Another example: It is doubtful that any entities compete more fiercely than automobile dealerships. Yet, there is an automobile dealers association in every state and metropolitan area. It is well-known that car dealers will do anything to get a sale away from each other, but they also know the value of working together on compliance issues, for example, that affect each and every one of them.
There are thousands of such examples. Associations need to compete and cooperate as do their members. It's no different in the world of credit unions!
There are areas in this country where community credit unions abound, and the number is on the rise with a record number of conversion requests in the regulatory pipeline. Although obvious competitors, these same credit unions pool their ATMs under a cooperative structure to benefit each other's members. In some cases they even pledge mutual support not to surcharge and fight any entity that chooses to do so.
These same credit unions also take time out from competing to share branches and service centers, again, for the mutual benefit of the many thousands of members that they collectively represent.
It goes without saying that credit unions are very creative when it comes to finding ways to also work together in an emergency (who can forget Hurricane Andrew, the Oklahoma City bombing, etc.?), or for an ongoing charitable purpose such as the Children's Miracle Network.

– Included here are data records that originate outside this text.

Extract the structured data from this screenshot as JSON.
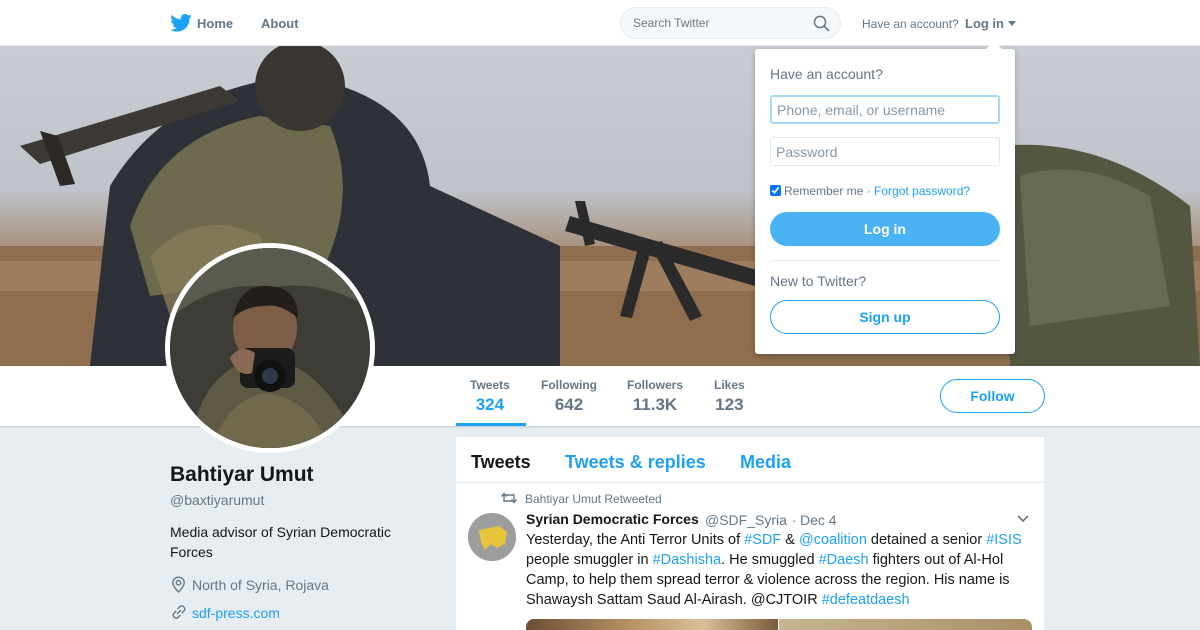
{
  "nav": {
    "home": "Home",
    "about": "About",
    "search_placeholder": "Search Twitter",
    "have_account": "Have an account?",
    "login": "Log in"
  },
  "profile": {
    "name": "Bahtiyar Umut",
    "handle": "@baxtiyarumut",
    "bio": "Media advisor of Syrian Democratic Forces",
    "location": "North of Syria, Rojava",
    "website": "sdf-press.com",
    "follow_label": "Follow",
    "stats": [
      {
        "label": "Tweets",
        "value": "324"
      },
      {
        "label": "Following",
        "value": "642"
      },
      {
        "label": "Followers",
        "value": "11.3K"
      },
      {
        "label": "Likes",
        "value": "123"
      }
    ]
  },
  "timeline": {
    "tabs": [
      "Tweets",
      "Tweets & replies",
      "Media"
    ],
    "tweet": {
      "retweeted_by": "Bahtiyar Umut Retweeted",
      "author_name": "Syrian Democratic Forces",
      "author_handle": "@SDF_Syria",
      "separator": "·",
      "date": "Dec 4",
      "text_parts": [
        {
          "t": "Yesterday, the Anti Terror Units of ",
          "hl": false
        },
        {
          "t": "#SDF",
          "hl": true
        },
        {
          "t": " & ",
          "hl": false
        },
        {
          "t": "@coalition",
          "hl": true
        },
        {
          "t": " detained a senior ",
          "hl": false
        },
        {
          "t": "#ISIS",
          "hl": true
        },
        {
          "t": " people smuggler in ",
          "hl": false
        },
        {
          "t": "#Dashisha",
          "hl": true
        },
        {
          "t": ". He smuggled ",
          "hl": false
        },
        {
          "t": "#Daesh",
          "hl": true
        },
        {
          "t": " fighters out of Al-Hol Camp, to help them spread terror & violence across the region. His name is Shawaysh Sattam Saud Al-Airash. @CJTOIR ",
          "hl": false
        },
        {
          "t": "#defeatdaesh",
          "hl": true
        }
      ]
    }
  },
  "login_popup": {
    "title": "Have an account?",
    "username_placeholder": "Phone, email, or username",
    "password_placeholder": "Password",
    "remember": "Remember me",
    "dot": " · ",
    "forgot": "Forgot password?",
    "login_button": "Log in",
    "new_to": "New to Twitter?",
    "signup_button": "Sign up"
  },
  "colors": {
    "accent": "#1da1f2",
    "login_button": "#4ab3f4",
    "background": "#e6ecf0"
  }
}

Cooperative ventures among credit union competitors have grown at a fantastic pace over the past couple of years. To cite just a couple of examples, competing credit unions have cooperated in putting together portals and other related e-commerce initiatives, data processing facilities, credit card processors, CUSOs, group purchasing cooperatives, advertising and marketing programs, call centers, branches, and more. Add to that, the number of formal and informal opportunities for credit union CEOs, whose CUs often can serve the same members or potential members, to get together and share the wealth of experience and experiences they each possess.
There has been a strong innuendo from time to time that attempting to be both a cooperator and a competitor leaves the smaller credit unions out in the cold. Not true. Cooperation and competition can and does involve all credit unions regardless of size, or any other artificial roadblock detractors may choose to throw up from time to time.
There are countless stories that demonstrate that big credit unions are too busy competing with small credit unions to find any ways to cooperate with them. Not true. The list of ways that large credit unions cooperate with small credit unions is long and getting longer.
To demonstrate just how far this cooperation and competition thing goes, it even impacts state and federal credit union regulators. NCUA and NASCUS members cooperate with each other. They also compete for CUs that have the freedom to switch charters.
They cooperate on regulatory and compliance matters, share training efforts, and seek one another's counsel on thorny dual chartering issues. On the other hand, more and more credit unions are converting from federal to state charters. Tell me that isn't another good example of cooperation and competition.
Add to this equation the private sector represented by ASI, an Ohio-based provider of both primary and excess share insurance. They and NCUA represent another example of two credit union groups that cooperate as well as compete.
Any one who says credit unions and the organizations that serve and regulate them can't both compete and cooperate needs to take a closer look at the facts.